Une passagère qui a témoigné auprès du journal français La Dépêche a décrit « une journée catastrophique », soulignant qu’ils sont habitués à voyager dans de meilleures conditions avec Air Algérie et que c’est la première fois que cela leur arrive avec la compagnie aérienne nationale.
Vol Toulouse – Oran d’Air Algérie : « Heureusement, j’avais un éventail »
Tout a commencé par le retard du vol AH 1077. Une Franco-Algérienne raconte au journal régional basé à Toulouse que le vol d’Air Algérie, prévu à 13h mardi 23 juin, a été retardé d’abord d’une heure.
L’appareil est arrivé d’Oran et après le nettoyage d’usage, les passagers, “plusieurs dizaines” (le nombre exact n’a pas été précisé), ont été embarqués à 14 heures. Sauf que, à l’intérieur de l’avion, c’est la fournaise. “Il faisait 42 degrés. On a pris des photos. La clim ne fonctionnait pas. Heureusement, j’avais un éventail dans mon sac, je l’ai vite sorti ! Moi qui ne transpire jamais, j’étais trempée de sueur », ajoute la même passagère.

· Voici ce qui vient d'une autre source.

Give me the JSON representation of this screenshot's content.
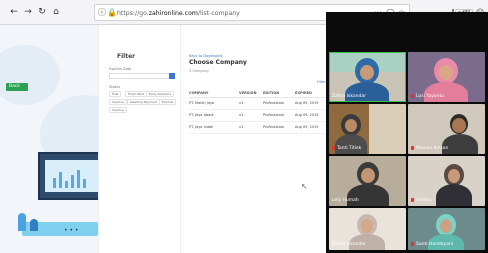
{
  "browser": {
    "url_prefix": "https://go.",
    "url_domain": "zahironline.com",
    "url_path": "/list-company",
    "zoom": "50%",
    "icons": [
      "back-arrow-icon",
      "forward-arrow-icon",
      "reload-icon",
      "home-icon",
      "info-icon",
      "lock-icon",
      "more-icon",
      "pocket-icon",
      "bookmark-star-icon",
      "library-icon",
      "sidebar-icon",
      "account-icon"
    ]
  },
  "page": {
    "left_button": "Back",
    "filter": {
      "title": "Filter",
      "label_1": "Expires Date",
      "label_2": "Status",
      "chips": [
        "Trial",
        "Fresh Start",
        "Early Adopters",
        "Inactive",
        "Awaiting Payment",
        "Expired",
        "Inactive"
      ]
    },
    "content": {
      "back_link": "Back to Dashboard",
      "title": "Choose Company",
      "count": "3 Company",
      "filter_link": "Filter",
      "columns": [
        "COMPANY",
        "VERSION",
        "EDITION",
        "EXPIRED"
      ],
      "rows": [
        [
          "PT. Maleh Jaya",
          "v1",
          "Professional",
          "Aug 09, 2019"
        ],
        [
          "PT. Jaya Abadi",
          "v1",
          "Professional",
          "Aug 09, 2019"
        ],
        [
          "PT. Jaya Indah",
          "v1",
          "Professional",
          "Aug 09, 2019"
        ]
      ]
    }
  },
  "video_call": {
    "participants": [
      {
        "name": "Zahra Iskandar",
        "muted": false
      },
      {
        "name": "Lusi Yayantu",
        "muted": true
      },
      {
        "name": "Tanti Titiek",
        "muted": true
      },
      {
        "name": "Wawan Ikhsan",
        "muted": true
      },
      {
        "name": "Lely Humah",
        "muted": false
      },
      {
        "name": "Andina",
        "muted": true
      },
      {
        "name": "Zahra Iskandar",
        "muted": false
      },
      {
        "name": "Santi Handayani",
        "muted": true
      }
    ]
  },
  "colors": {
    "accent_blue": "#3f78c8",
    "button_green": "#2aa155",
    "active_speaker": "#39c04a",
    "muted_red": "#e0322b"
  }
}
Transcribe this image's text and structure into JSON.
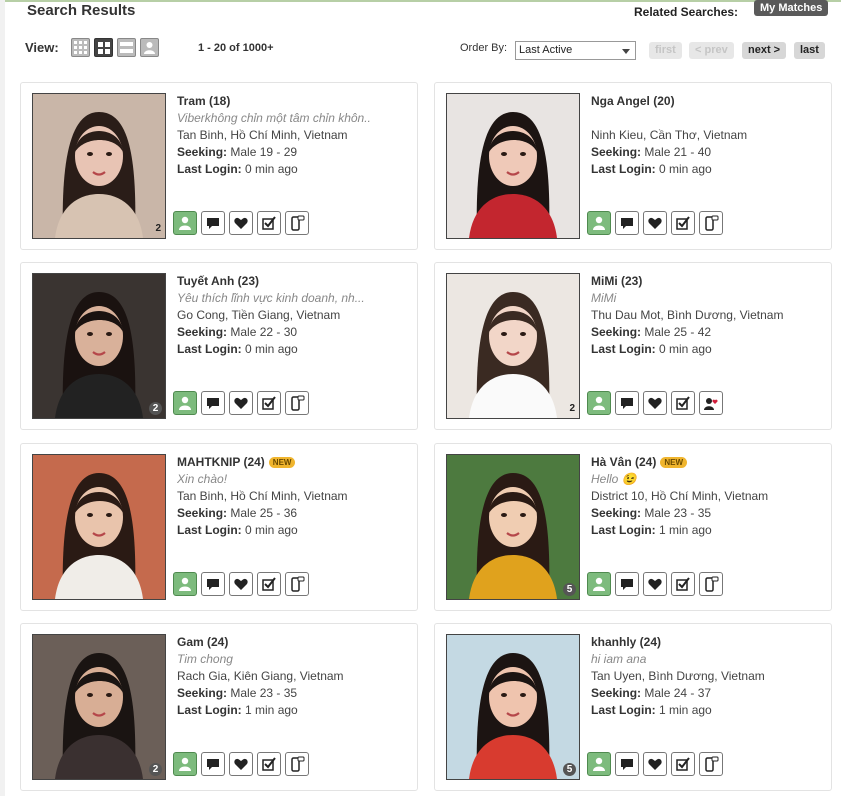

Impossible de voyager pendant une heure et demie dans ces conditions. Les passagers ont demandé à l’unisson d’ouvrir les portes et c’est ce qui a été fait. Ils sont retournés à la salle d’embarquement, mais pas pour longtemps. Une heure après, ils ont été invités à monter de nouveau dans l’avion. « Le moteur tournait, on s’est dit qu’on allait partir”, dit la même passagère. Mais une demi-heure s’est passée et l’avion ne bouge pas. Sans explication.
Selon la voyageuse, une dame a fait un malaise et un homme qui accompagnait un bébé malade avec un tube au niveau du cerveau a eu une altercation avec le commandant de bord.
« C’est la première fois que cela arrive avec Air Algérie »
De nouveau, les passagers sont invités à descendre. Au bas de la passerelle, des policiers attendaient l’homme qui s’est embrouillé avec le commandant de bord, mais ils ont fini par être compréhensifs vu l’état de son enfant. Le vol est finalement reporté à ce mercredi matin.
Les passagers ont dû passer la nuit dans l’aérogare, sur des lits de camp. Les bons de restauration qui leur ont été remis n’ont pas été acceptés par les commerçants. En plus de la chaleur : malgré la présence de ventilateurs, il faisait 28 degrés.
« On a payé le billet cher et on se retrouve naufragés, traités comme des moins que rien », s’indigne la passagère franco-algérienne.
« Tout le monde est surpris. C’est la première fois que cette situation arrive avec Air Algérie, pour moi, et la plupart des passagers ici », ajoute-t-elle. Selon la Dépêche, l’ensemble des passagers ont pu s’envoler pour Oran ce mercredi matin.